Medical necessity and midwifery require limited exposure of nakedness, but do not void the moral limits upon our private nakedness.
And Daniel has rightly identified genitals as the key element of our nakedness which requires protection from exposure.
Your Name Daniel P. Eberhardy says
In my extended comment above, the phrase about educating children should have specified sexual education.
Your Name Daniel P. Eberhardy says
This article makes some good points but has some room for improvement. Our bodies are private especially because of our genitals, which are designed for self-sacrifice to a spouse for life and for generating more human beings–purposes sacred enough to consider the genitals as chalices. Nakedness is primarily for showing this commitment: a lifelong sexual priesthood with the spouses themselves as the sacrificial victims, with self-surrender, self-emptying, vulnerability, letting each other invade their privacy, and a kind of martyrdom, and misusing nakedness and sex is sacrilege. “We shouldn’t be ashamed of our bodies” does not logically imply “no shame of unauthorized sexual invasions.” By the way, immodest dress in public is improper for the same reason that total nakedness is.

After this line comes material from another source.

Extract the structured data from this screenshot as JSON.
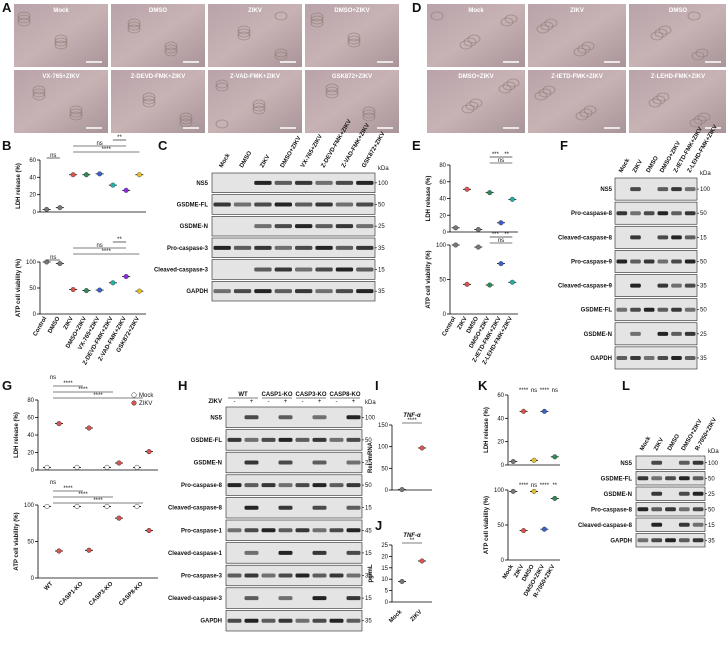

In public, clothing should say, in effect, “No sexual trespassing.” Incidentally, contraception is improper because it vitiates the full self-giving and vulnerability of spouses through refusing the gift of their fertility.
The problem of the article is that we might infer that all nonmarital nakedness is improper. The following should be all right if they respect sexual privacy, for instance: young children playing “doctor,” parents showing their bodies when educating their young children, patients’ nakedness during medical procedures, and artistic nude paintings and statues, e.g., in the Sistine Chapel. Another point: Genesis says that Adam hid himself only after the Fall.
If ratings of up to 5 stars were available, I’d give 4 stars.